Mas o próprio Lula escolheu quem o sucederia em 2011 e a vida de Dilma Rousseff não permitiria deixar que esta História fosse esquecida. A Comissão nacional da verdade foi instaurada. Os tempos eram outros, muito mais complexos que os anos 1990 e 2000. Já batia à porta ânimos acirrados para todos os lados.
O mundo todo, e não só o Brasil, mostrava que as coisas estavam mudando. 2013 batia à porta e nada mais seria do mesmo jeito. Não haveria, como sabemos, clima. O impeachment chegaria e Bolsonaro daria sua declaração a favor de outro criminoso, o torturador Brilhante Ustra.
E o pior: seria eleito em 2018, ancorado por muitos que até o fim de seu mandato estiveram afoitos por um golpe. A história do exército brasileiro, não nos esqueçamos, é de muito mais de golpismo do que de defesa do Estado.

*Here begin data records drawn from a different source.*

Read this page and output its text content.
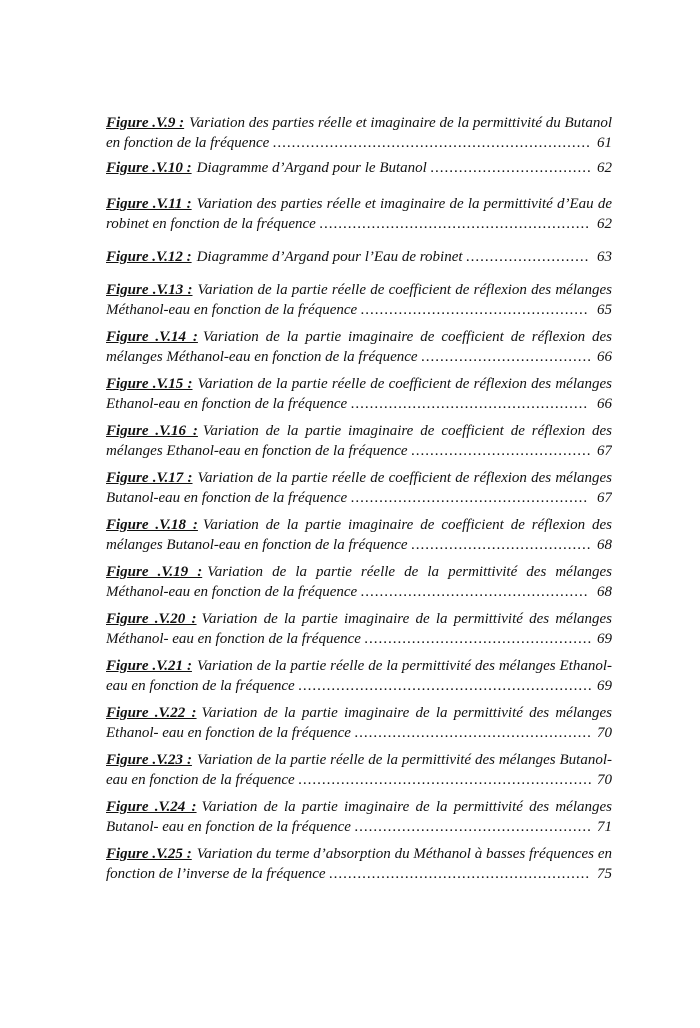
Figure .V.9 : Variation des parties réelle et imaginaire de la permittivité du Butanol en fonction de la fréquence ................................................................... 61

Figure .V.10 : Diagramme d’Argand pour le Butanol .................................. 62

Figure .V.11 : Variation des parties réelle et imaginaire de la permittivité d’Eau de robinet en fonction de la fréquence ......................................................... 62

Figure .V.12 : Diagramme d’Argand pour l’Eau de robinet .......................... 63

Figure .V.13 : Variation de la partie réelle de coefficient de réflexion des mélanges Méthanol-eau en fonction de la fréquence ................................................ 65

Figure .V.14 : Variation de la partie imaginaire de coefficient de réflexion des mélanges Méthanol-eau en fonction de la fréquence .................................... 66

Figure .V.15 : Variation de la partie réelle de coefficient de réflexion des mélanges Ethanol-eau en fonction de la fréquence .................................................. 66

Figure .V.16 : Variation de la partie imaginaire de coefficient de réflexion des mélanges Ethanol-eau en fonction de la fréquence ...................................... 67

Figure .V.17 : Variation de la partie réelle de coefficient de réflexion des mélanges Butanol-eau en fonction de la fréquence .................................................. 67

Figure .V.18 : Variation de la partie imaginaire de coefficient de réflexion des mélanges Butanol-eau en fonction de la fréquence ...................................... 68

Figure .V.19 : Variation de la partie réelle de la permittivité des mélanges Méthanol-eau en fonction de la fréquence ................................................ 68

Figure .V.20 : Variation de la partie imaginaire de la permittivité des mélanges Méthanol- eau en fonction de la fréquence ................................................ 69

Figure .V.21 : Variation de la partie réelle de la permittivité des mélanges Ethanol-eau en fonction de la fréquence .............................................................. 69

Figure .V.22 : Variation de la partie imaginaire de la permittivité des mélanges Ethanol- eau en fonction de la fréquence .................................................. 70

Figure .V.23 : Variation de la partie réelle de la permittivité des mélanges Butanol-eau en fonction de la fréquence .............................................................. 70

Figure .V.24 : Variation de la partie imaginaire de la permittivité des mélanges Butanol- eau en fonction de la fréquence .................................................. 71

Figure .V.25 : Variation du terme d’absorption du Méthanol à basses fréquences en fonction de l’inverse de la fréquence ....................................................... 75
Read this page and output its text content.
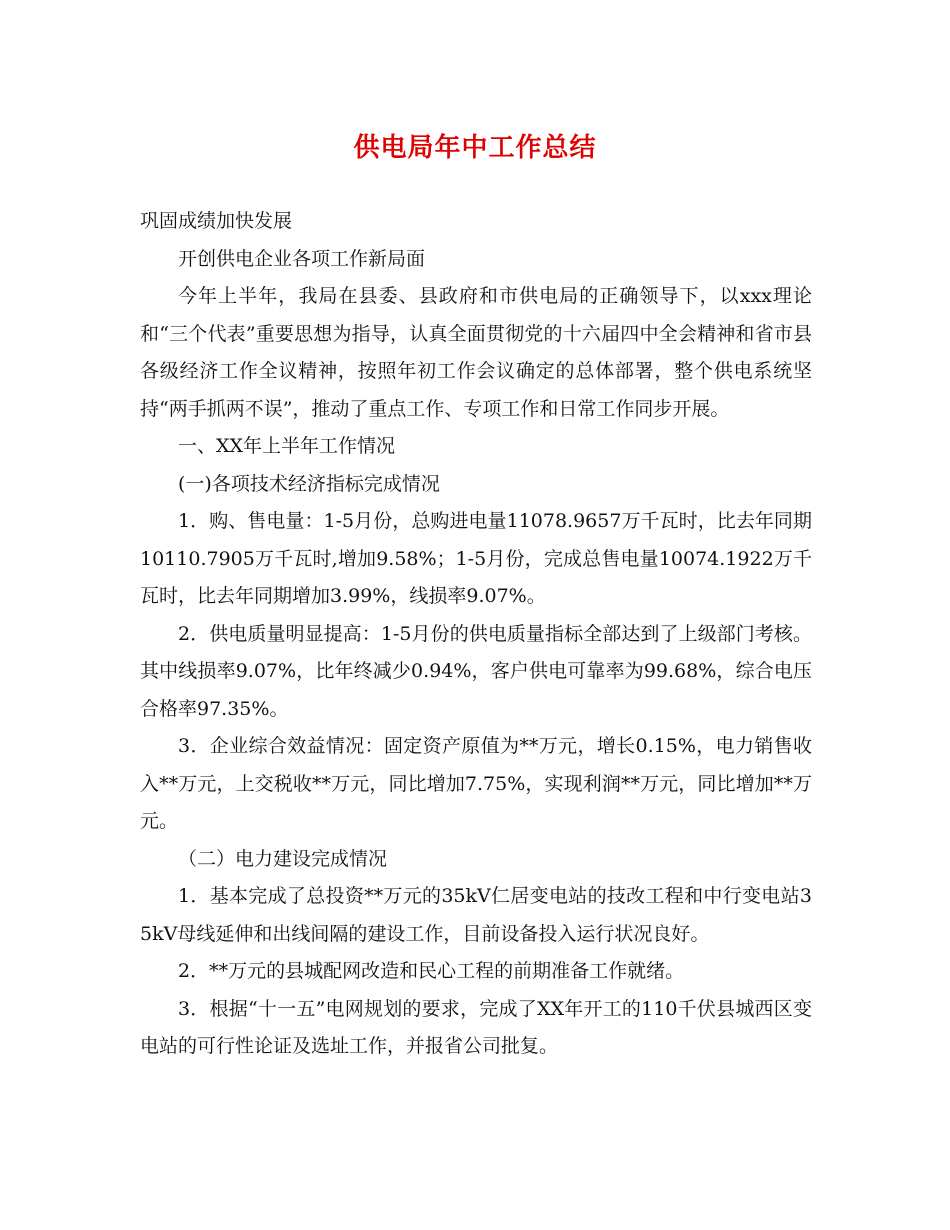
供电局年中工作总结

巩固成绩加快发展

开创供电企业各项工作新局面

今年上半年，我局在县委、县政府和市供电局的正确领导下，以xxx理论和“三个代表”重要思想为指导，认真全面贯彻党的十六届四中全会精神和省市县各级经济工作全议精神，按照年初工作会议确定的总体部署，整个供电系统坚持“两手抓两不误”，推动了重点工作、专项工作和日常工作同步开展。

一、XX年上半年工作情况

(一)各项技术经济指标完成情况

1．购、售电量：1-5月份，总购进电量11078.9657万千瓦时，比去年同期10110.7905万千瓦时,增加9.58%；1-5月份，完成总售电量10074.1922万千瓦时，比去年同期增加3.99%，线损率9.07%。

2．供电质量明显提高：1-5月份的供电质量指标全部达到了上级部门考核。其中线损率9.07%，比年终减少0.94%，客户供电可靠率为99.68%，综合电压合格率97.35%。

3．企业综合效益情况：固定资产原值为**万元，增长0.15%，电力销售收入**万元，上交税收**万元，同比增加7.75%，实现利润**万元，同比增加**万元。

（二）电力建设完成情况

1．基本完成了总投资**万元的35kV仁居变电站的技改工程和中行变电站35kV母线延伸和出线间隔的建设工作，目前设备投入运行状况良好。

2．**万元的县城配网改造和民心工程的前期准备工作就绪。

3．根据“十一五”电网规划的要求，完成了XX年开工的110千伏县城西区变电站的可行性论证及选址工作，并报省公司批复。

Seguimos com o lastro desse horror, que se mostra como a raiz dos maiores problemas pelos quais a sociedade brasileira passou e passa nas últimas décadas: corrupção em estatais, milícias cariocas, a falta de direitos humanos no trato policial, dentre muitas mazelas que foram chanceladas pelo discurso da Ditadura militar que durou – e de novo não esqueçamos – vinte e um terríveis anos. Ao escolhermos pela não punição, incorremos no maldito retorno da história estatelada à nossa frente como tragédia. Traímos, dessa forma, nosso próprio futuro.
Traidor da Constituição é traidor da Pátria, dizia o deputado Ulysses Guimarães na promulgação da Carta Constitucional de 1988. De certa forma, mesmo que este governo tenha buscado restaurar o processo democrático, somos todos um pouco traidores da democracia e da Pátria quando escolhemos o silêncio diante da efeméride do golpe. É preciso bradar: Ditadura nunca mais!
* Rodrigo Silva é Mestre e Doutorando em Ciência Política (UFPR-PR). Graduado em História (PUC-PR) e aluno de Jornalismo (Cásper Líbero). Editor-adjunto da Revista de Sociologia e Política é vinculado ao grupo de pesquisa Representação e Legitimidade Democrática (INCT-ReDem)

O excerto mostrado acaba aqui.